Friday, 22 April 2011

Beer of the Week- Beers of Tin Whistle Brewing

When Teena was in BC last month, she brought me back quite a few beers that I can't get here. Among them were two bottles from Tin Whistle Brewing in Penticton, BC.

If you are wondering why there is no hyperlink when for the name of the company. here's why....

I have researched the web like I always do and could not find a website. In fact, I could not find out much of anything about this company. So to the bottle!

Alas, I should have started here as their website is listed on the label, The only problem is that the link takes you, not to the brewing companies website, but the website " - #1 Source for Tin & Penny Whistles!'

Now I'm interested. What is a tin whistle? To the right is a picture of a few. Turns out a tin whistle is a style of flute used mainly in Celtic Music. In fact if you care to hear what they sound like the Tin Whistle link has many videos on it. 

Nice of the brewery to promote this musical instrument!

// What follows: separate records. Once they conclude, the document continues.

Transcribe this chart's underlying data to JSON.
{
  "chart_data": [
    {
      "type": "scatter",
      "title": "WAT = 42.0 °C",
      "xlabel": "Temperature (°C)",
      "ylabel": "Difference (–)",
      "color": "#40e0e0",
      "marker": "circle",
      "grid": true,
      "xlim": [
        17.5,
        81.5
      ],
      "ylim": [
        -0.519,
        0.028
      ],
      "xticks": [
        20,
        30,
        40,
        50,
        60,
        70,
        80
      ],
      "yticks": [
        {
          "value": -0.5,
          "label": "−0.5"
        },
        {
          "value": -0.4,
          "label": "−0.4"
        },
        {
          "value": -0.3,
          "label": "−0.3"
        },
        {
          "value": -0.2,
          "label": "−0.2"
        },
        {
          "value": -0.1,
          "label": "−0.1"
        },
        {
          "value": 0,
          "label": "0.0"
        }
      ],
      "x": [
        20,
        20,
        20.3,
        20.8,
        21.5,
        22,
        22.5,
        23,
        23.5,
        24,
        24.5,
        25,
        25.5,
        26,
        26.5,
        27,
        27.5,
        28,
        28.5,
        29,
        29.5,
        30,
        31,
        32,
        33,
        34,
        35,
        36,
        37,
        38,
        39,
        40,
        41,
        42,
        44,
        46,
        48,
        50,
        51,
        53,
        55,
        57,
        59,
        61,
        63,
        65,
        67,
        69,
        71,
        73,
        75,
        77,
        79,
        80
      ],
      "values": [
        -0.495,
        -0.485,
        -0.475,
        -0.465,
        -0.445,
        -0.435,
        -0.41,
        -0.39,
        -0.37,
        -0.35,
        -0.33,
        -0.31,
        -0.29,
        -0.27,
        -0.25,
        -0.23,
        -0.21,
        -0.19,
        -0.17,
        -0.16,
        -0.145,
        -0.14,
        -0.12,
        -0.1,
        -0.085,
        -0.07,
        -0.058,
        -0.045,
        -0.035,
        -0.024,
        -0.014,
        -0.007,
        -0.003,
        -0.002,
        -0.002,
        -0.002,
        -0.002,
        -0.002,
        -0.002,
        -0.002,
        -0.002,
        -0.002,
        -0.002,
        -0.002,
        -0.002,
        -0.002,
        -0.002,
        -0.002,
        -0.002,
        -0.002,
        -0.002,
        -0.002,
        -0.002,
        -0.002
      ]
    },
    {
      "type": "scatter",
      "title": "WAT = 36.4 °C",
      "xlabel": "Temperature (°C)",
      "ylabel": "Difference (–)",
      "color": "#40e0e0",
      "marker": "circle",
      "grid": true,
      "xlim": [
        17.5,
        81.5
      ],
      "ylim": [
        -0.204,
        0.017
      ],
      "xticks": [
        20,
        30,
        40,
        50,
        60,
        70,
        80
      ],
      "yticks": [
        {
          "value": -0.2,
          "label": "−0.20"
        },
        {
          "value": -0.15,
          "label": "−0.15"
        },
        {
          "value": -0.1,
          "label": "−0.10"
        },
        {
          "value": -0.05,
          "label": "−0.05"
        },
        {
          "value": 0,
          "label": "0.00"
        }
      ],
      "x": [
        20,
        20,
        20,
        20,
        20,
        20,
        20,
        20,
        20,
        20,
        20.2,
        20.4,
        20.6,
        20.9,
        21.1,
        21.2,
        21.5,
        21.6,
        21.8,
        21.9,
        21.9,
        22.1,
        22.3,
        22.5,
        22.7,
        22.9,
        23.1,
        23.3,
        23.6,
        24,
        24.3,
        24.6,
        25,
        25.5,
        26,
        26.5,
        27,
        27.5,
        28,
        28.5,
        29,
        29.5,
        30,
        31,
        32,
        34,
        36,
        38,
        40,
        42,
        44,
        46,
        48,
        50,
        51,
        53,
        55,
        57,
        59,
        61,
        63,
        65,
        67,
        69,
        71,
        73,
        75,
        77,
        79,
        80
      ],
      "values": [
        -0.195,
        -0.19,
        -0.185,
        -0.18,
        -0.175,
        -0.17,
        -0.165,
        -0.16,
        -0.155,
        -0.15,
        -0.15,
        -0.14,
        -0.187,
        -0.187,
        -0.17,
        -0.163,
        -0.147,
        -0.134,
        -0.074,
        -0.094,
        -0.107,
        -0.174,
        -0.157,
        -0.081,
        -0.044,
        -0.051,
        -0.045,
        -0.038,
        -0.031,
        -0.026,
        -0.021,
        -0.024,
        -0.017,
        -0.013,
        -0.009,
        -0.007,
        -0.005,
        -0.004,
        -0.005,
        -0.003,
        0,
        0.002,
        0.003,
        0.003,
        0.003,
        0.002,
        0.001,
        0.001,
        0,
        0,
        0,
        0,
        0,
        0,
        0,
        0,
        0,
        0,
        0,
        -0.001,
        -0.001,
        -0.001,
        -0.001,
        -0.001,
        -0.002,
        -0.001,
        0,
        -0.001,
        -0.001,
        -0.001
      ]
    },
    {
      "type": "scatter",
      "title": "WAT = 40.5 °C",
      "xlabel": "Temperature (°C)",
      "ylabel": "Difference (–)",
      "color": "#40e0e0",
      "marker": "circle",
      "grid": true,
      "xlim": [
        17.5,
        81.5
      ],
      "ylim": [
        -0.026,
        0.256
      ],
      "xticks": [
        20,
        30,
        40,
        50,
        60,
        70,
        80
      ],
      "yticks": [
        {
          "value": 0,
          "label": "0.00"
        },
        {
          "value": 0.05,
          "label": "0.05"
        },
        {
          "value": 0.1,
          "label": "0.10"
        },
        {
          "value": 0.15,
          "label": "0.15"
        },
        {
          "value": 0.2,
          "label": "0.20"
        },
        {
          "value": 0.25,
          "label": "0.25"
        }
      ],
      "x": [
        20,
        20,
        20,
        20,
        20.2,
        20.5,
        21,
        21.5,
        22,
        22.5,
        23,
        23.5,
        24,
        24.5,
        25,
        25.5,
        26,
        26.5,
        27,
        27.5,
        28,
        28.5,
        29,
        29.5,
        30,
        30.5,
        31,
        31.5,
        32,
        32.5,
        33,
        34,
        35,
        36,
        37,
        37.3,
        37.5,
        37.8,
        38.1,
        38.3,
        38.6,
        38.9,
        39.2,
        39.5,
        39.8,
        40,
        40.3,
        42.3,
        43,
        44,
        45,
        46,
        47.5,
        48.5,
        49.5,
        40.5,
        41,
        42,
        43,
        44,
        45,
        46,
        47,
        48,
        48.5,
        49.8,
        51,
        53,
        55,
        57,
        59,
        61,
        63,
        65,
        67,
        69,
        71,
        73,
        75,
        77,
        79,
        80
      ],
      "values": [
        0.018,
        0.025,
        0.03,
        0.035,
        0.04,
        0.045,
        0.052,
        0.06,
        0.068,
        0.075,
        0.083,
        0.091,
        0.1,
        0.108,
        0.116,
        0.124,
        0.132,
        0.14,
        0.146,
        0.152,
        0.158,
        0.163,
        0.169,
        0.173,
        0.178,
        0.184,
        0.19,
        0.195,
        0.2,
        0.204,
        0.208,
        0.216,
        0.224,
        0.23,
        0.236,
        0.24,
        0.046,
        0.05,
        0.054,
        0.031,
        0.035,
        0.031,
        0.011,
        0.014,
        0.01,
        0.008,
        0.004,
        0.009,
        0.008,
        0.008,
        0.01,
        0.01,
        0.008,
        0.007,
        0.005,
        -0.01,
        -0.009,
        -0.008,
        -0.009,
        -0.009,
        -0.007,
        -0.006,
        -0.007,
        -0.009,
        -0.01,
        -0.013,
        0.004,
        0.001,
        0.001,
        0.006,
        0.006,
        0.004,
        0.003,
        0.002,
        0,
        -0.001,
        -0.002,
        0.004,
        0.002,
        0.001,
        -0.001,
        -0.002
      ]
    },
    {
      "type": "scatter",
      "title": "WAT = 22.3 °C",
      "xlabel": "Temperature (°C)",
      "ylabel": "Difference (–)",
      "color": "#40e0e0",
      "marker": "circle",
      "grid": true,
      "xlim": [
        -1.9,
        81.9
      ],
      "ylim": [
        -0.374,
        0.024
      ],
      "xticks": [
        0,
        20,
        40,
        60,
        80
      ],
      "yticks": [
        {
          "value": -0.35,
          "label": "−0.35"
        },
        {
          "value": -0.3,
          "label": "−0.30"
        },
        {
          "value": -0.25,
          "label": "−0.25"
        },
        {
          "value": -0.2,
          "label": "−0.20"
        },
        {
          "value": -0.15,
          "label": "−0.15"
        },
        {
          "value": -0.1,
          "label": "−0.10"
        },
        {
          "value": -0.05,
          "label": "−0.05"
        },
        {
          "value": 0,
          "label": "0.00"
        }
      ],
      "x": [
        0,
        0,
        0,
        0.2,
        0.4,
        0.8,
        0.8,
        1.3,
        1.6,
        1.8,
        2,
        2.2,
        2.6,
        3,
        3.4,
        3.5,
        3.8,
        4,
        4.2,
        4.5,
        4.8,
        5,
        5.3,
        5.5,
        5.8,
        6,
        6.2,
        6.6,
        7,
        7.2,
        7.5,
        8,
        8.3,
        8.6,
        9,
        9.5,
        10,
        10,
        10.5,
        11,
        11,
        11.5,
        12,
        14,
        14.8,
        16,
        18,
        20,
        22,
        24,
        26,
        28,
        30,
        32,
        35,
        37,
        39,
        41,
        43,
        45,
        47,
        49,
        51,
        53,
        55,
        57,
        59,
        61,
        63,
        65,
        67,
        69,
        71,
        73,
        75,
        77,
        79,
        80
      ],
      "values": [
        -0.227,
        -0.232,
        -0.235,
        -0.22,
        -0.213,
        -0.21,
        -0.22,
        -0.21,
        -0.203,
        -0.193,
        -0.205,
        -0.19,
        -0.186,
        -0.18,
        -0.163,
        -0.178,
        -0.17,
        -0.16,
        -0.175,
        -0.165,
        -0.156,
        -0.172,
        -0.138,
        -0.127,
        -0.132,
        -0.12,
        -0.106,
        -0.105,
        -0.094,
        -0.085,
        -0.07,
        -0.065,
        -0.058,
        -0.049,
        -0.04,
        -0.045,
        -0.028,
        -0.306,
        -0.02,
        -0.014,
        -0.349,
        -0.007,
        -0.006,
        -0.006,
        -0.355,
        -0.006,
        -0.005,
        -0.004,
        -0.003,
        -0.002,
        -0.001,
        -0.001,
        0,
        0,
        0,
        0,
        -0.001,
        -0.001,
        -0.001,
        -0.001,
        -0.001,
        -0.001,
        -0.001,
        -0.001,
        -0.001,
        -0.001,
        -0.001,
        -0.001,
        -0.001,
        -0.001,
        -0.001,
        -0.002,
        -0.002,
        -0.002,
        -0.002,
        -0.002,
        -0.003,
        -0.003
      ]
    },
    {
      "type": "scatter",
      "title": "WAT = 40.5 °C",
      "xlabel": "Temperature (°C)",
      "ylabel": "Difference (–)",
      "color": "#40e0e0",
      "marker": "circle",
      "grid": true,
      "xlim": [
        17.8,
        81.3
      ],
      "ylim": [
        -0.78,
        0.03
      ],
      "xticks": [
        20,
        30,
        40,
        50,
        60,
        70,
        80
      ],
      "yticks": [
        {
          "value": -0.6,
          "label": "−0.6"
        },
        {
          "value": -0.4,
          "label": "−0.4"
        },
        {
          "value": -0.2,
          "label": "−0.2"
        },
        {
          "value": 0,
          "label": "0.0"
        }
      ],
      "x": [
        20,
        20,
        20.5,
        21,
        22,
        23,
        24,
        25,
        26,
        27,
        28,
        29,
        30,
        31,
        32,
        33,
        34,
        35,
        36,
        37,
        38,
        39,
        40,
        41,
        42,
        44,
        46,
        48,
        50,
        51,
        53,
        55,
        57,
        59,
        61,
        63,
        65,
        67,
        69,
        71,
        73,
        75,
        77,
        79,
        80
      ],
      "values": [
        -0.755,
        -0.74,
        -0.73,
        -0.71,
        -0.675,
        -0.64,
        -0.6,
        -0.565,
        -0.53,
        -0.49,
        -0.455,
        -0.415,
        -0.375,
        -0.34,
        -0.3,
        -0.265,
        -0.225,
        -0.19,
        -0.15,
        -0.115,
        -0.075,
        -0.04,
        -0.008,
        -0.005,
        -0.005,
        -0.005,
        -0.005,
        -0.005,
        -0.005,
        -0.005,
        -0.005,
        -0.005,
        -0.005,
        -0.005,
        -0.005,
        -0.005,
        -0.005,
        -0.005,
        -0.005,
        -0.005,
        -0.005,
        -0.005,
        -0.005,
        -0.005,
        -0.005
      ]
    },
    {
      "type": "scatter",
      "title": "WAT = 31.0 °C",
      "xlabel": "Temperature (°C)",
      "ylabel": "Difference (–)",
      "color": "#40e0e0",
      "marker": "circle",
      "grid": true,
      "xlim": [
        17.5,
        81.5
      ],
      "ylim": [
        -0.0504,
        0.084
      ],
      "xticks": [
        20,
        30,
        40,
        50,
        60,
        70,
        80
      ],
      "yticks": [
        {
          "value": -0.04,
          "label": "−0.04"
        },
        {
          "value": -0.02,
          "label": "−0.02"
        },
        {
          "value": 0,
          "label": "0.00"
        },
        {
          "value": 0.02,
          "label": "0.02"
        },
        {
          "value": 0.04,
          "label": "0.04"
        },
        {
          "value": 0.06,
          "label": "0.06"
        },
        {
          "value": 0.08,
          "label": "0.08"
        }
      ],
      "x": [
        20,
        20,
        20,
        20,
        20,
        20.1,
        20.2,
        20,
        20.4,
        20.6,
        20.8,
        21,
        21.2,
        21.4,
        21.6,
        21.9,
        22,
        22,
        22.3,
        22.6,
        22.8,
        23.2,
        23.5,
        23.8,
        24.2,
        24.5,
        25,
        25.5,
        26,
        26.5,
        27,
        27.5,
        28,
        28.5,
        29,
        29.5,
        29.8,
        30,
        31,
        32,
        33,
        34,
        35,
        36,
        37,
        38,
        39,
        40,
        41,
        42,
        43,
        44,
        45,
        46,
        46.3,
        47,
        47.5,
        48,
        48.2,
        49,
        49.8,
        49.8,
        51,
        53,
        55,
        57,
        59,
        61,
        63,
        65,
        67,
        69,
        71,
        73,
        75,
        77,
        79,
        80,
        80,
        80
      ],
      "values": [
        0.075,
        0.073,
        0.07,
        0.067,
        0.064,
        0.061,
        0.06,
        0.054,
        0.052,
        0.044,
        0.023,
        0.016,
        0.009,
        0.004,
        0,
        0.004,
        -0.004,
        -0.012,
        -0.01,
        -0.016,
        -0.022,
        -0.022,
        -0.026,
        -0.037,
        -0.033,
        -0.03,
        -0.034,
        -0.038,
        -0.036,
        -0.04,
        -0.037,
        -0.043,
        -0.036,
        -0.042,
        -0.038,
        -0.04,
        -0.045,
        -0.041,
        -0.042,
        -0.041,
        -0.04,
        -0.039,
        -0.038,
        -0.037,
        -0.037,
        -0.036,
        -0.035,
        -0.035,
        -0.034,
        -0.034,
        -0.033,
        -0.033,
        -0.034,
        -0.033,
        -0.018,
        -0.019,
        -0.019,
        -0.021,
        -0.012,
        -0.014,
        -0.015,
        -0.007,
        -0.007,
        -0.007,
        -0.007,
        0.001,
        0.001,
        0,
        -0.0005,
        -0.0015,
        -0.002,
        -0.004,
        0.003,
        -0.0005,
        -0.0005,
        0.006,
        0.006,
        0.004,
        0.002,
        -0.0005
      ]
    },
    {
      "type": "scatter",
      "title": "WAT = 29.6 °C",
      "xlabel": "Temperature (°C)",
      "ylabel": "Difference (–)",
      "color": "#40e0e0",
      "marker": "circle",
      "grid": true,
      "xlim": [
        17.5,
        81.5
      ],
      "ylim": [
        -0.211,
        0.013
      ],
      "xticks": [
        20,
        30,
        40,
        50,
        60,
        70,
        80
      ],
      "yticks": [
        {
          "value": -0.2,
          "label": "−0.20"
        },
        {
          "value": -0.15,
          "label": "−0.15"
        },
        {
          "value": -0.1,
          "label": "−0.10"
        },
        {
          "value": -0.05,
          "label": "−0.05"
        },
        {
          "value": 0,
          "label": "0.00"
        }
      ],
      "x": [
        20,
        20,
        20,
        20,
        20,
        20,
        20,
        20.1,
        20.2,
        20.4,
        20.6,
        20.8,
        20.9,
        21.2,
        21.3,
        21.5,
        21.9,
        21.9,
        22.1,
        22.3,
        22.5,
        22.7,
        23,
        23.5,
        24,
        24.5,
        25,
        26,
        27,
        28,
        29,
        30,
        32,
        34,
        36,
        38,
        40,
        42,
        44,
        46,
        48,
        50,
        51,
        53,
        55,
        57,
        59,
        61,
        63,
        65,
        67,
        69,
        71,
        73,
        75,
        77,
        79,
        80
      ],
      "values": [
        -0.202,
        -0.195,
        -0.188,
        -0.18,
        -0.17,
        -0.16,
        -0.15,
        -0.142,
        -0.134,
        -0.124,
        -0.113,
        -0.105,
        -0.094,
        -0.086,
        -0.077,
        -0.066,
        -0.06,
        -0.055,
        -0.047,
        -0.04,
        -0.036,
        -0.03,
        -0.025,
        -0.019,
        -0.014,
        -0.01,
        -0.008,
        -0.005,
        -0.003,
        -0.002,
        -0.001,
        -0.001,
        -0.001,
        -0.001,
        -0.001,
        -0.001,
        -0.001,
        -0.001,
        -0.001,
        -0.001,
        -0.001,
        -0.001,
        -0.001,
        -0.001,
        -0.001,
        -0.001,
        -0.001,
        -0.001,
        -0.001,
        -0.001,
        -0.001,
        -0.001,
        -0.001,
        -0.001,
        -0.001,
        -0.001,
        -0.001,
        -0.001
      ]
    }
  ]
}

All I could find on the brewery was from BC Beer ... "A small brewery producing English-style ales. Started in 1995 by local entrepreneurs with an interest in beer but little brewing experience. With the help of brewery consultant Frank Appleton, they soon got up to speed. Products were initially sold in kegs and 650ml bottles. The brewery was sold in the winter of 1998, although ownership has remained local. After flying low on the radar for a while, the brewery has produced some solid products in recent years"

I have two to try, so first off I am going to have a Killer Bee Honey Dark Honey Ale.

Somewhere I read it uses 4 honeys and a bit of spice. It comes in a 650 ml bottle and weighs in at 6% APV.

It pours a very dark brown colour. You can't see through this beer. It has a very malty aroma. The head is brownish in colour and leaves behind very nice lacings as it disappears.

It is not as sweet as I expected it to be. Listed as a dark ale, it seems more like a stout with hints of coffee and chocolate coming through from the roasted malt. It is a very smooth beer with a slightly bitter finish which comes not from the hops, but again from the roasted malt. At 6% and being dark, I expected a fuller tasting beer. This is not, in fact, it is a little like a porter light. Only at 6%, it;s the other side of a light beer. A good beer, but not one I would run out to buy.

Next up is the Black Widow Mild Ale. Not sure what to expect as at 5% it is not a light beer so am unsure what to expect.

Like the last one, this too pours a dark brown colour. The head is thicker and takes longer to melt away. Lacings too are fuller down the side of the glass. The roasted malt again comes to the front but with this one is also complimented by a slight hoppyness. It is a fuller, more complex taste than the honey ale. I enjoyed this beer and am very happy that Teena brought this one back for me to try.

I still can't figure out why they call it a mild ale though.

Also can't figure why they don't have a website of any kind. In this day and age it is very important for a business.

Once again, thanks, Teena, for thinking about me when your away!